SalfaCorp Ingienería Construcción Inmobiliaria S.A.
- Company type: Sociedad Anónima
- Traded as: BCS: SALFACORP
- Industry: Real estate, construction
- Founded: 1929
- Headquarters: Santiago, Chile
- Key people: Alberto Etchgaray Aubry, (Chairman)
- Products: Infrastructure
- Revenue: US$ 2.2 billion (2012)
- Net income: US$ 48.3 million (2012)
- Number of employees: 2,992
- Website: www.salfacorp.com

= SalfaCorp =

Chile-based construction and real estate company

SalfaCorp is a Chilean company operating in the sector of construction and real estate. It is an international company with offices in Santiago, Chile; Buenos Aires, Argentina; Bogotá, Colombia; Lima, Peru; Shanghai, China; and Petaling Jaya, Malaysia.
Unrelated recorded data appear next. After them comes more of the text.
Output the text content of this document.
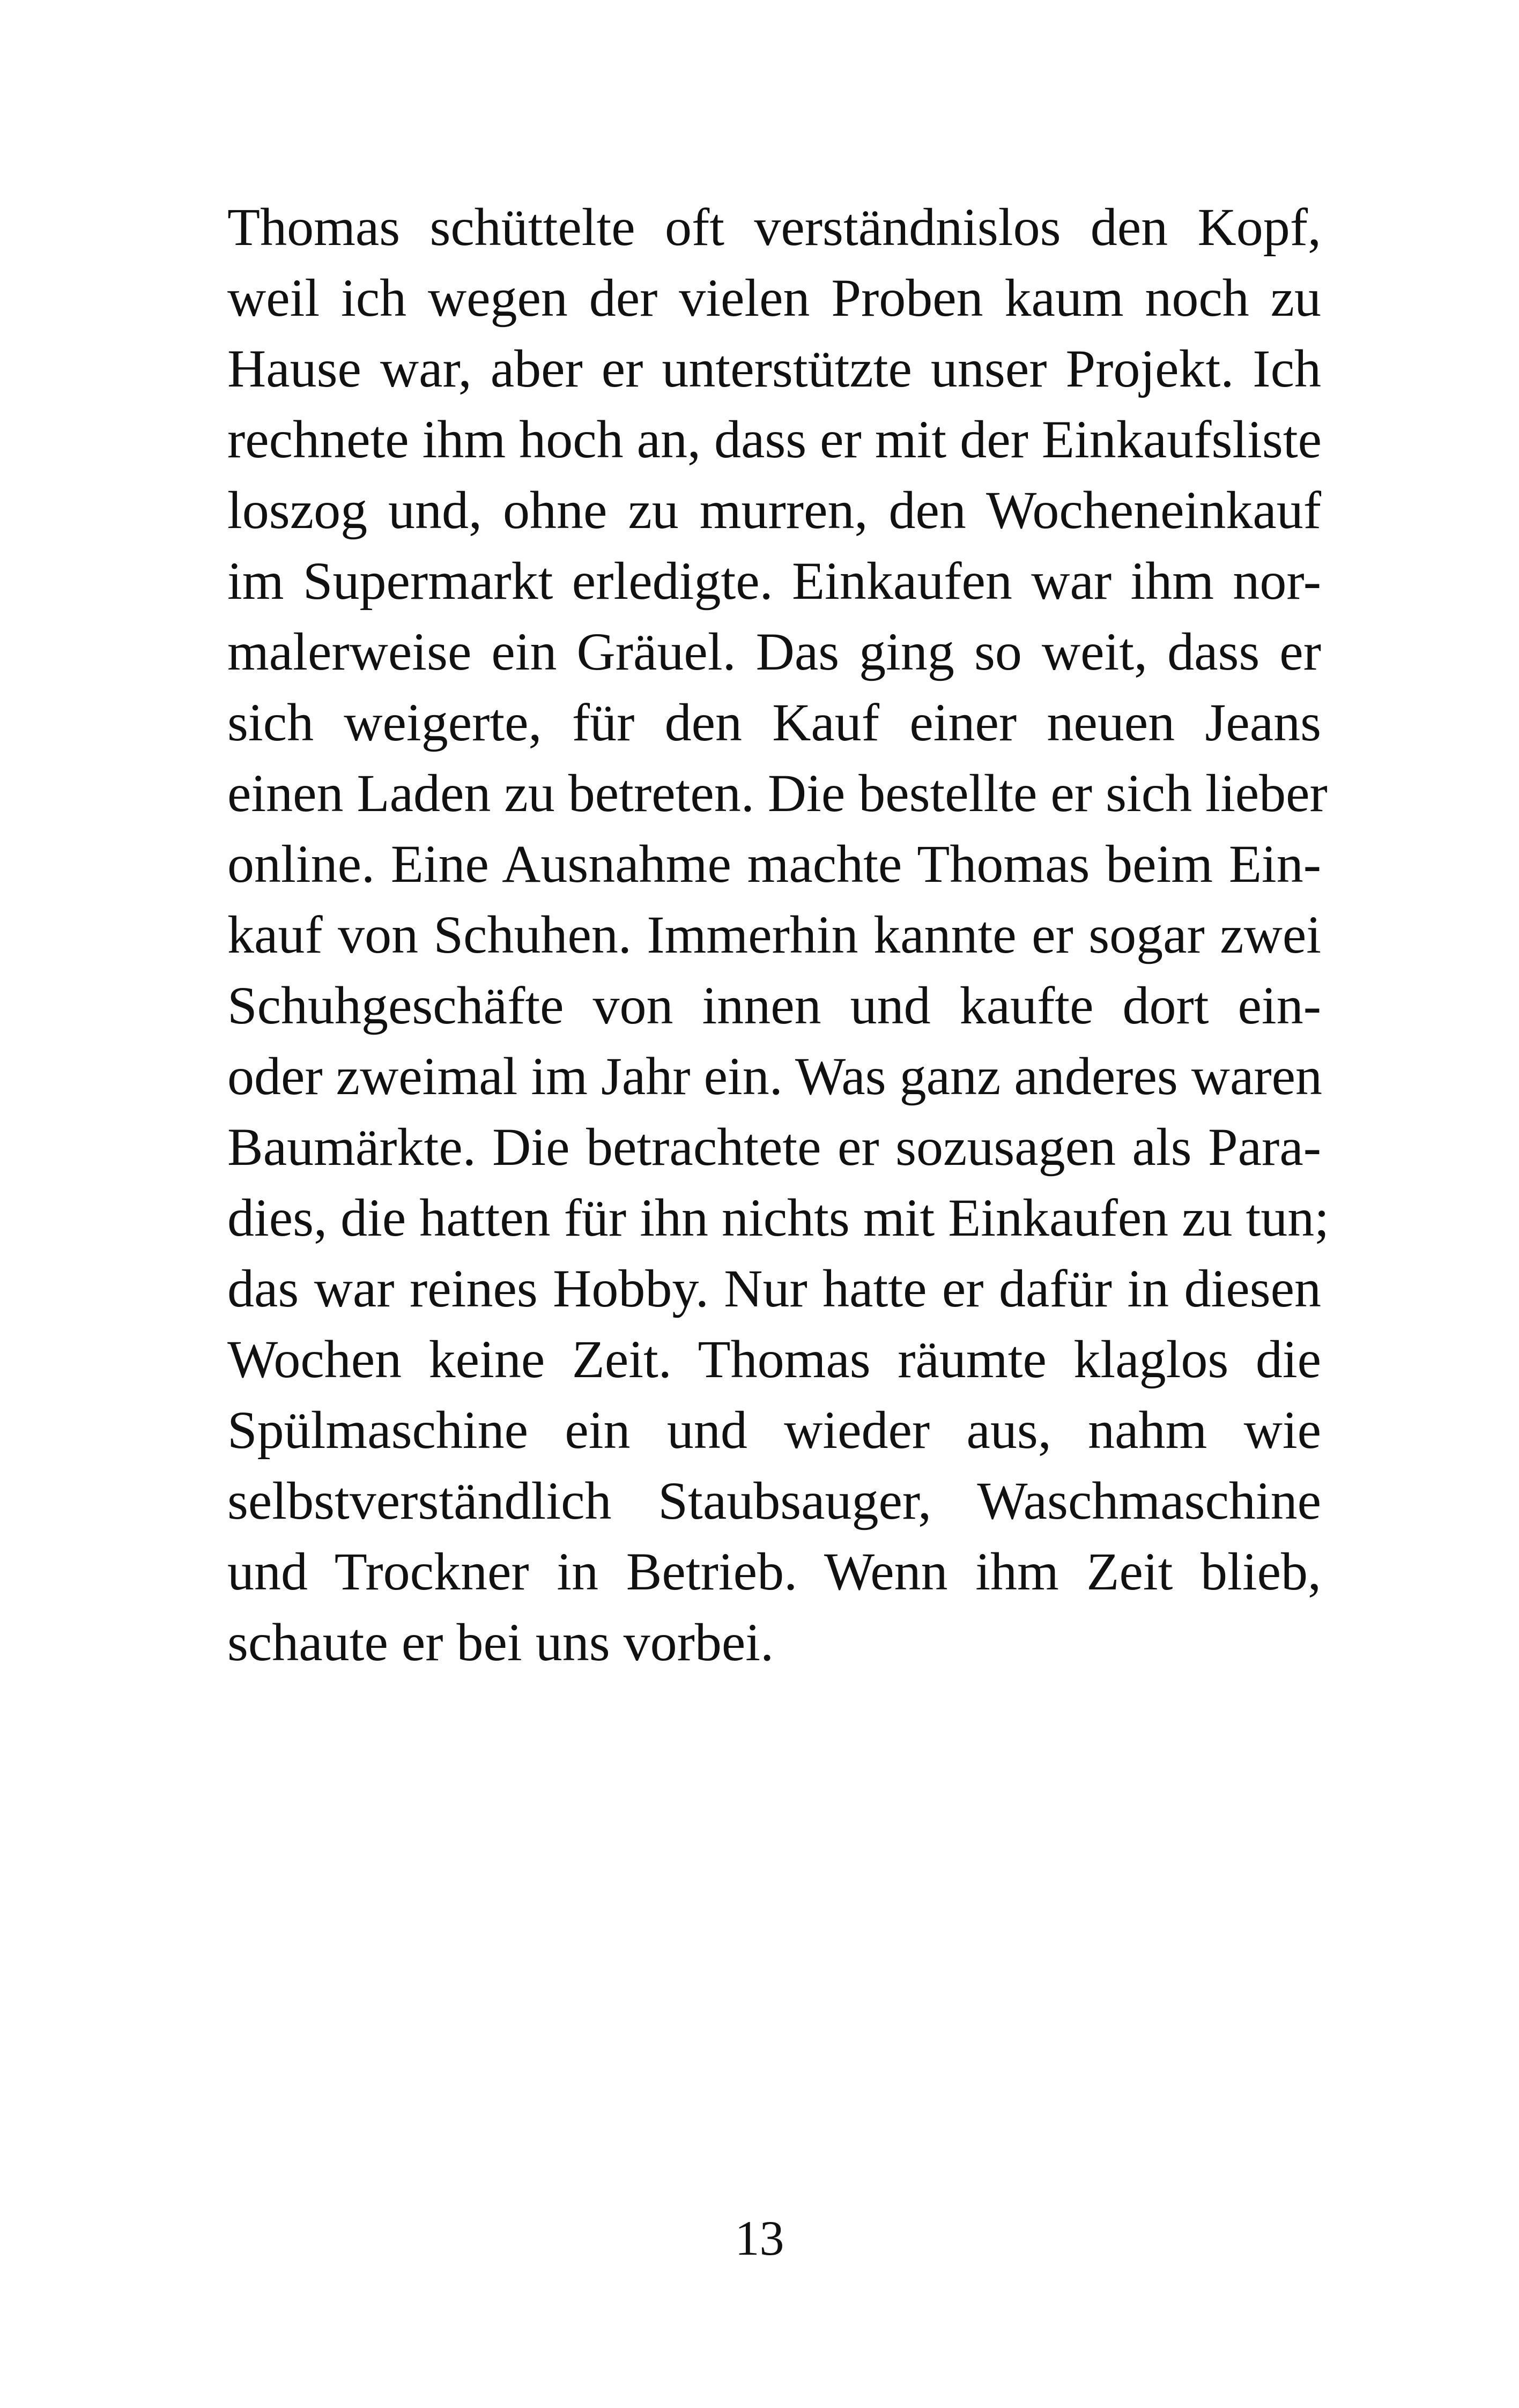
Thomas schüttelte oft verständnislos den Kopf,
weil ich wegen der vielen Proben kaum noch zu
Hause war, aber er unterstützte unser Projekt. Ich
rechnete ihm hoch an, dass er mit der Einkaufsliste
loszog und, ohne zu murren, den Wocheneinkauf
im Supermarkt erledigte. Einkaufen war ihm nor-
malerweise ein Gräuel. Das ging so weit, dass er
sich weigerte, für den Kauf einer neuen Jeans
einen Laden zu betreten. Die bestellte er sich lieber
online. Eine Ausnahme machte Thomas beim Ein-
kauf von Schuhen. Immerhin kannte er sogar zwei
Schuhgeschäfte von innen und kaufte dort ein-
oder zweimal im Jahr ein. Was ganz anderes waren
Baumärkte. Die betrachtete er sozusagen als Para-
dies, die hatten für ihn nichts mit Einkaufen zu tun;
das war reines Hobby. Nur hatte er dafür in diesen
Wochen keine Zeit. Thomas räumte klaglos die
Spülmaschine ein und wieder aus, nahm wie
selbstverständlich Staubsauger, Waschmaschine
und Trockner in Betrieb. Wenn ihm Zeit blieb,
schaute er bei uns vorbei.
13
SalfaCorp leads the industrial assembly and civil work market in Chile. The company operates in two business units: engineering and construction and property development. Engineering and construction is engaged in civil works, industrial assembly, new businesses such as industrial support, maritime works and, tunnels. Property development is engaged in the execution of all related activities from the design and coordination of projects including construction, marketing and after sales.

Aconcagua Inmobiliaria is a corporation from SalfaCorp, it has projects from Antofagasta to Puerto Montt. Is one of the most important Corporation.